Starcoin Group Limited’s 40.5% crash in pre-market trading reflects a company in financial distress. Negative book value, massive working capital deficit, and near-zero current ratio create an existential liquidity crisis. The 0399.HK stock’s oversold technical indicators suggest potential short-term relief, but fundamental problems remain unresolved. Investors should recognize this as a distressed situation requiring careful due diligence. The company’s ability to survive depends on urgent restructuring and capital injection. Until management demonstrates concrete operational improvements and financial stabilization, the 0399.HK stock remains a high-risk holding unsuitable for most portfolios.

FAQs

Why did 0399.HK stock fall 40.5% today?

The crash reflects severe financial distress: negative book value, HK$-1.08 billion working capital deficit, and 0.021 current ratio. Heavy selling pressure and technical oversold conditions accelerated the decline during pre-market trading.

What is Meyka AI’s rating for 0399.HK stock?

Meyka AI rates 0399.HK as grade B with HOLD recommendation, considering S&P 500 benchmarks, sector performance, financial growth, and analyst consensus. These grades are not guaranteed investment advice.
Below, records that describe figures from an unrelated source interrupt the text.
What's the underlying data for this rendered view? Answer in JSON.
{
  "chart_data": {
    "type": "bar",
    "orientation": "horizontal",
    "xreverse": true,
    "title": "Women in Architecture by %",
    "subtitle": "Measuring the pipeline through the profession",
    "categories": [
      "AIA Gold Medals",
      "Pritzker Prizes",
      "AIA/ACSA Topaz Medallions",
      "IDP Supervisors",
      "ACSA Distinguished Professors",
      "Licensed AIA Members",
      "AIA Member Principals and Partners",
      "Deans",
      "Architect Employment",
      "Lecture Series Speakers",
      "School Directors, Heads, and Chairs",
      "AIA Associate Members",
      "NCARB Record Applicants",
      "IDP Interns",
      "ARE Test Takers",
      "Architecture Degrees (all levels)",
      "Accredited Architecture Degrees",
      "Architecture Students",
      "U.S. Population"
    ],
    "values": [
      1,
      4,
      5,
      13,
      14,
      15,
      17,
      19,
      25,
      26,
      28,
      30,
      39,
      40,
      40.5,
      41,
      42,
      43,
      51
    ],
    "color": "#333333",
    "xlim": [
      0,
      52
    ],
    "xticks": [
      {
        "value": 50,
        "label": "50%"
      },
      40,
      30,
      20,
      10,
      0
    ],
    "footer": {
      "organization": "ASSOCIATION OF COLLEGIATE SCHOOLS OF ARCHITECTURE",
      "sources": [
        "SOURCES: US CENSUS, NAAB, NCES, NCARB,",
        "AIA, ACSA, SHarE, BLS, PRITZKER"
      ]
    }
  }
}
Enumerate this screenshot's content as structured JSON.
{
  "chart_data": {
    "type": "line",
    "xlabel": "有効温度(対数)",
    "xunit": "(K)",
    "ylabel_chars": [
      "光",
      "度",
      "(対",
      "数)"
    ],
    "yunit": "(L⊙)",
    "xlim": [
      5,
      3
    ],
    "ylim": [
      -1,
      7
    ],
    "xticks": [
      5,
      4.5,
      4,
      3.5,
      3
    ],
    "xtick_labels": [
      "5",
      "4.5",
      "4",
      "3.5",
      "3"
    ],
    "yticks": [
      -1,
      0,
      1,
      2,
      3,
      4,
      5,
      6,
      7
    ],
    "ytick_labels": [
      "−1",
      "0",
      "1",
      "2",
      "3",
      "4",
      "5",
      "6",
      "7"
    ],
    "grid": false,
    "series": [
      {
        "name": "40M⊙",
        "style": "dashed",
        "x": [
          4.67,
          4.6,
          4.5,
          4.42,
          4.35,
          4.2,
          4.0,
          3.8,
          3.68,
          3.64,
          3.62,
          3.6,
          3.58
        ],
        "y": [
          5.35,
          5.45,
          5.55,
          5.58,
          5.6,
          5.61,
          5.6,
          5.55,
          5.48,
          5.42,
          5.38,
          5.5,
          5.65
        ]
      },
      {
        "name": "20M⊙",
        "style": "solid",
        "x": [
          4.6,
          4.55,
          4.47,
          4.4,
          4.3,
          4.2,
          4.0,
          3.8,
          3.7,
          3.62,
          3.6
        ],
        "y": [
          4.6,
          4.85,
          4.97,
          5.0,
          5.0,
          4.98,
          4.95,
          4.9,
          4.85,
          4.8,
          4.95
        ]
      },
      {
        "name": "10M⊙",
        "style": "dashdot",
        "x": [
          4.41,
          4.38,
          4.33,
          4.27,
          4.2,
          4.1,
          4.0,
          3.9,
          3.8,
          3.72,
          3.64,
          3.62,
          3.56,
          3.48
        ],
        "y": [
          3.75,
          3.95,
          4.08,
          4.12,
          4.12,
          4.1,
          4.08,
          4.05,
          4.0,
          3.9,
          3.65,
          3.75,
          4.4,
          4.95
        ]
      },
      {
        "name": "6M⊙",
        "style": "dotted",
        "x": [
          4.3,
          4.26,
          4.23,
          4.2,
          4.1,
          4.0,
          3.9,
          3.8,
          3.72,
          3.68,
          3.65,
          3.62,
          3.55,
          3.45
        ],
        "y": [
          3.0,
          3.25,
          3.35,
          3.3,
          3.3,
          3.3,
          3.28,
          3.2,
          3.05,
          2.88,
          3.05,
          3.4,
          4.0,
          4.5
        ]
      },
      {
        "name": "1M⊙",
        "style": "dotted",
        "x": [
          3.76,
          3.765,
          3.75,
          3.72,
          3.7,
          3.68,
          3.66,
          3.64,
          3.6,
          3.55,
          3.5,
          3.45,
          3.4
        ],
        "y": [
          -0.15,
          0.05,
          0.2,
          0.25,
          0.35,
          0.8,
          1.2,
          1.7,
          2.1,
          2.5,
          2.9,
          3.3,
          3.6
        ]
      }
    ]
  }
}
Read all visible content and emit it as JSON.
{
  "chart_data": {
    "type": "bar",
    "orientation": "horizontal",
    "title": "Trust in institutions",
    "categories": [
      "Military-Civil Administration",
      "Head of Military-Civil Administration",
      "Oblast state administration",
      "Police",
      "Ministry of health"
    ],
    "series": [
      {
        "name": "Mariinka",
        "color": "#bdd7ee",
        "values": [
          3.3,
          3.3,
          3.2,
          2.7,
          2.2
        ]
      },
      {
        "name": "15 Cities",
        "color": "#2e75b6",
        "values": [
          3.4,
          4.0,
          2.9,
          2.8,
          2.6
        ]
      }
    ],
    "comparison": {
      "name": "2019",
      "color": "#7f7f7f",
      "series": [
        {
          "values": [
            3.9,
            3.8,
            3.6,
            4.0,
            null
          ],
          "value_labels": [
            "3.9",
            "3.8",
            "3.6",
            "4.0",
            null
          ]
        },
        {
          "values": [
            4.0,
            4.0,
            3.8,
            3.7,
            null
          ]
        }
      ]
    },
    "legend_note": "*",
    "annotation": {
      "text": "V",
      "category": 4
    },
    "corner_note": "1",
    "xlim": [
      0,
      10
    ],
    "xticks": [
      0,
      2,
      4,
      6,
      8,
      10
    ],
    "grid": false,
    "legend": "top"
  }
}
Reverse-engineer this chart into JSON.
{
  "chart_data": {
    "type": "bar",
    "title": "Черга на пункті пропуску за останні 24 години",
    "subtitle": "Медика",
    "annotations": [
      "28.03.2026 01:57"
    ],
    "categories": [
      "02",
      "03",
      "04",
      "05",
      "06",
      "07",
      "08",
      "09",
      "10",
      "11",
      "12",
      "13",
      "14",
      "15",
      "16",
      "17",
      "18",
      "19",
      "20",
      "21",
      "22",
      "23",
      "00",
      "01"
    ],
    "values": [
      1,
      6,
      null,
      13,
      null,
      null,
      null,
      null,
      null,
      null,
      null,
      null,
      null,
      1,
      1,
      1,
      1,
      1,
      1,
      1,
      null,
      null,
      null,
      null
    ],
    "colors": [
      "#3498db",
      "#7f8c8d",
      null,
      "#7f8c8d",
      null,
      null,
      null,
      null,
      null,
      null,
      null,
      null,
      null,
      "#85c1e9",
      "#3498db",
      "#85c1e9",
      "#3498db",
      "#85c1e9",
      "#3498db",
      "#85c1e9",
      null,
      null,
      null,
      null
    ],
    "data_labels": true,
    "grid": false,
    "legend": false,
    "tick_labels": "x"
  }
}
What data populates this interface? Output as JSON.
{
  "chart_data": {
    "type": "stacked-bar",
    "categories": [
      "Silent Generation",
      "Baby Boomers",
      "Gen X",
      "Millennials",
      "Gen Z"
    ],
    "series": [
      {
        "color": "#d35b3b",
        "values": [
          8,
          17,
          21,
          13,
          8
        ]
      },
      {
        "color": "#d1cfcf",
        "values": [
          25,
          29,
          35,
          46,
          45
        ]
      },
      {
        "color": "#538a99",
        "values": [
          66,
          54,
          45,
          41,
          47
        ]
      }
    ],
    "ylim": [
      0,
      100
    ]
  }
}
Is 0399.HK stock a buy at current prices?

Valuations appear distressed, but fundamental problems persist: liquidity crisis, negative earnings, and operational inefficiency. Investors should conduct thorough due diligence before entry. This is not investment advice.

What is the forecast for 0399.HK stock price?

Meyka AI projects 0399.HK could reach HK$0.215 within one year, implying 212% upside. Forecasts are model-based projections and not guaranteed future performance.

Disclaimer:

Stock markets involve risks. This content is for informational purposes only. Past performance does not guarantee future results. Meyka AI PTY LTD provides market analysis and data insights, not financial advice. Always conduct your own research and consider consulting a licensed financial advisor.